An obscure bureaucratic step may be a harbinger that the Consumer Financial Protection Bureau (CFPB), under new leadership, is rethinking a major planned rulemaking aimed at the debt collection industry.

Until last week, the CFPB was accepting comments on its proposal to conduct a survey on debt collection disclosures. This survey was closely linked to the CFPB's planned debt collection rule that would impose additional restrictions and burdensome regulations on the debt collection industry. However, on December 14, 2017 – the last day to submit comments – the CFPB abruptly withdrew its proposal to survey consumers. In explaining the reason for the withdrawal, the CFPB stated that its leadership decided to reconsider collecting information in connection with its "ongoing related rulemaking" – a clear reference to the debt collection rule.

The CFPB had planned for this survey as early as December 3, 2013, when the CFPB announced that it was assessing the need for regulations in debt collection and would test consumer disclosures in connection with that aspect of its rulemaking agenda. The consumer disclosures survey was a long-standing endeavor and was mentioned along with the development of the debt collection rule in CFPB's rulemaking agenda blog posts during 2014 to 2016. This web-based survey of 8,000 individuals was intended to "explore consumer comprehension and decision making in response to debt collection disclosure forms."
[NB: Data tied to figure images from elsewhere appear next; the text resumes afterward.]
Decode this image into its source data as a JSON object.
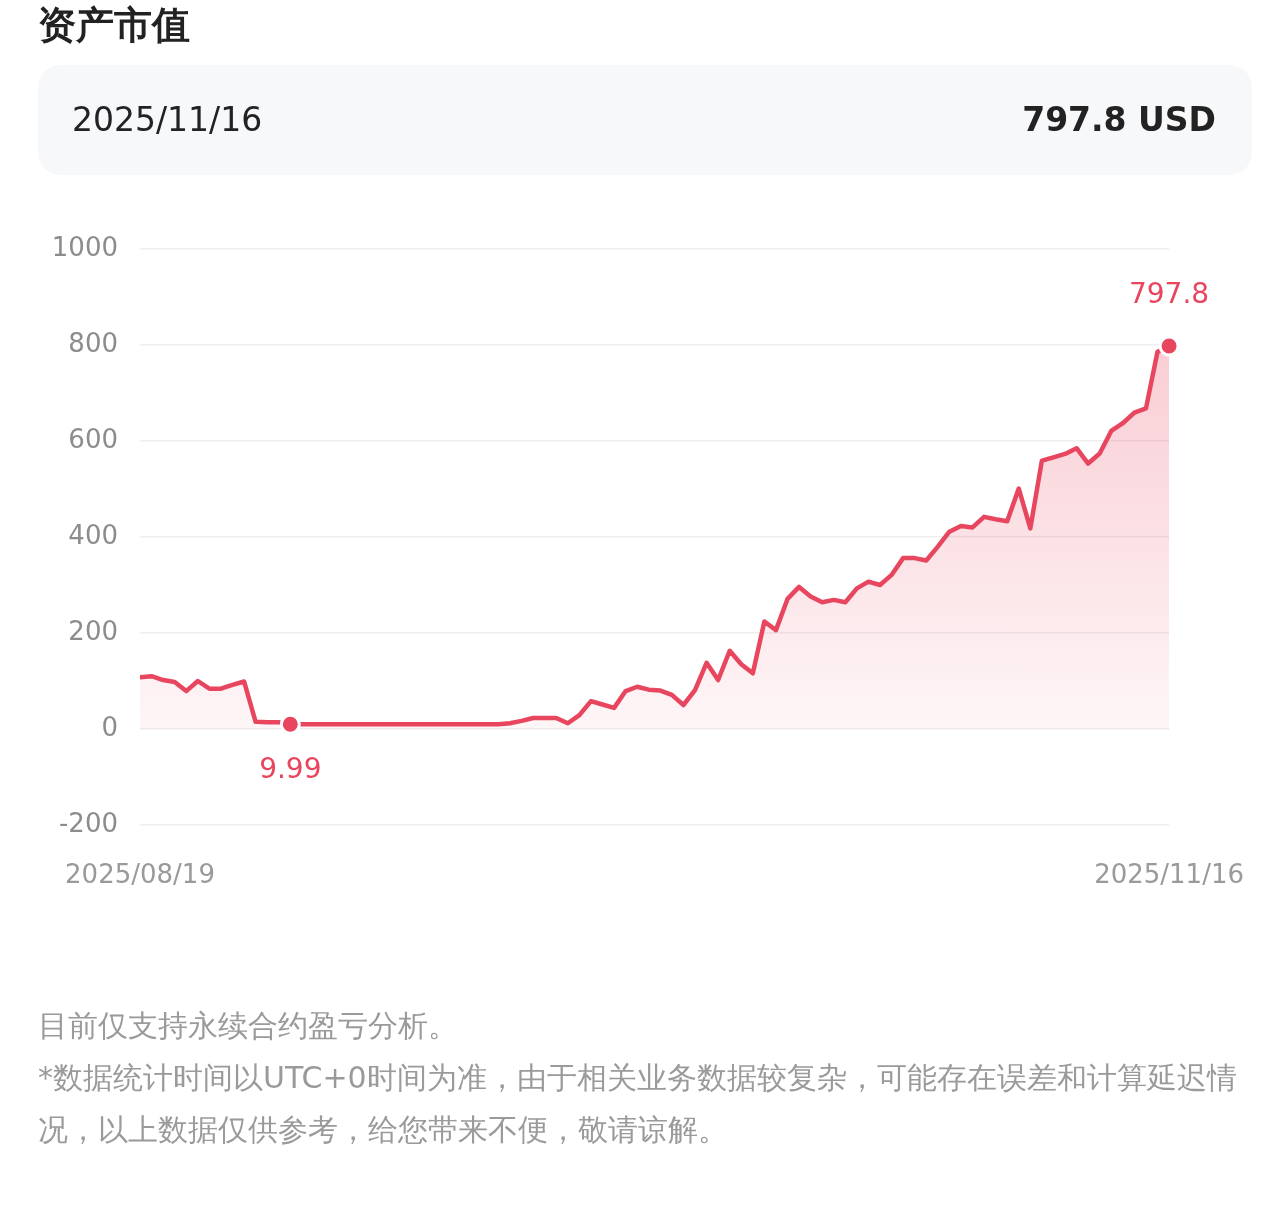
{
  "chart_data": {
    "type": "area",
    "title": "资产市值",
    "subtitle": "2025/11/16",
    "annotations": [
      "797.8 USD",
      {
        "text": "797.8",
        "x": "2025-11-16",
        "y": 797.8
      },
      {
        "text": "9.99",
        "x": "2025-09-01",
        "y": 9.99
      },
      "目前仅支持永续合约盈亏分析。",
      "*数据统计时间以UTC+0时间为准，由于相关业务数据较复杂，可能存在误差和计算延迟情况，以上数据仅供参考，给您带来不便，敬请谅解。"
    ],
    "x": [
      "2025-08-19",
      "2025-08-20",
      "2025-08-21",
      "2025-08-22",
      "2025-08-23",
      "2025-08-24",
      "2025-08-25",
      "2025-08-26",
      "2025-08-27",
      "2025-08-28",
      "2025-08-29",
      "2025-08-30",
      "2025-08-31",
      "2025-09-01",
      "2025-09-19",
      "2025-09-20",
      "2025-09-21",
      "2025-09-22",
      "2025-09-23",
      "2025-09-24",
      "2025-09-25",
      "2025-09-26",
      "2025-09-27",
      "2025-09-28",
      "2025-09-29",
      "2025-09-30",
      "2025-10-01",
      "2025-10-02",
      "2025-10-03",
      "2025-10-04",
      "2025-10-05",
      "2025-10-06",
      "2025-10-07",
      "2025-10-08",
      "2025-10-09",
      "2025-10-10",
      "2025-10-11",
      "2025-10-12",
      "2025-10-13",
      "2025-10-14",
      "2025-10-15",
      "2025-10-16",
      "2025-10-17",
      "2025-10-18",
      "2025-10-19",
      "2025-10-20",
      "2025-10-21",
      "2025-10-22",
      "2025-10-23",
      "2025-10-24",
      "2025-10-25",
      "2025-10-26",
      "2025-10-27",
      "2025-10-28",
      "2025-10-29",
      "2025-10-30",
      "2025-10-31",
      "2025-11-01",
      "2025-11-02",
      "2025-11-03",
      "2025-11-04",
      "2025-11-05",
      "2025-11-06",
      "2025-11-07",
      "2025-11-08",
      "2025-11-09",
      "2025-11-10",
      "2025-11-11",
      "2025-11-12",
      "2025-11-13",
      "2025-11-14",
      "2025-11-15",
      "2025-11-16"
    ],
    "values": [
      108,
      110,
      102,
      98,
      79,
      100,
      84,
      84,
      92,
      99,
      15,
      14,
      14,
      9.99,
      10,
      12,
      17,
      23,
      23,
      23,
      12,
      29,
      58,
      51,
      44,
      79,
      88,
      82,
      80,
      71,
      50,
      81,
      138,
      102,
      163,
      135,
      116,
      224,
      206,
      271,
      296,
      276,
      264,
      269,
      264,
      293,
      307,
      300,
      321,
      356,
      356,
      351,
      380,
      411,
      423,
      420,
      442,
      437,
      433,
      501,
      418,
      559,
      566,
      573,
      585,
      553,
      574,
      621,
      637,
      659,
      668,
      786,
      797.8
    ],
    "color": "#e8455e",
    "xlim": [
      "2025-08-19",
      "2025-11-16"
    ],
    "xticks": [
      {
        "value": "2025-08-19",
        "label": "2025/08/19"
      },
      {
        "value": "2025-11-16",
        "label": "2025/11/16"
      }
    ],
    "ylim": [
      -200,
      1000
    ],
    "yticks": [
      -200,
      0,
      200,
      400,
      600,
      800,
      1000
    ],
    "grid": "y"
  }
}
The rule on debt collection as a totality was justifiably viewed with trepidation by the industry when it was first announced over four years ago. According to the CFPB's outline of proposals issued on July 28, 2016, debt collectors would become subject to new strict limits and prohibitions in virtually all areas of debt collection:

  • Substantiation of Debt: Debt collectors would be required to substantially prove a debt is valid before starting collection, which would include obtaining information on the complete chain of title from the debt owner at the time of default to the collector and each charge for interest or fees imposed after default and the contractual and statutory authority source for such interest and fees.
  • Limits on Contact: The new rules would limit live communications to once per week if the collector has confirmed consumer contact. A collector would also be limited to no more than six communication attempts per week if the collector does not have confirmed consumer contact or three per week if the collector has confirmed consumer contact.
  • Consumer Disputes: The proposed rules would also require collectors to provide clearer and easier ways for that person to communicate the grounds for their dispute. This includes a proposed "tear off" portion of a collection notice or a telephone call. Additionally, under the proposed rules, if a disputed debt is sold, the new collector would inherit the dispute and would still have to provide validation.

In total, the proposed rule, at least as it was envisioned in July 2016, would have created a long list of compliance requirements for debt collectors. Furthermore, in the outline of its proposals, the CFPB emphasized that it considered "future rulemaking ... [that] would apply to first-party debt collectors (i.e., creditors collecting their own debt excluded from coverage of the FDCPA)." The CFPB thus encouraged these "first-party debt collectors [to] carefully consider their own business practices in light of the proposals."

What has changed is the control of the CFPB. The CFPB's inaugural Director, Richard Cordray, resigned, and President Trump appointed Mick Mulvaney, director of the Office of Management and Budget, as interim director. Mulvaney immediately put all rulemaking on pause, and had made critical comments of the CFPB's activism.

This pivot on the survey could well indicate a reversal of plans to develop the rule, at least on a pace that could have led to the rule being issued early next year.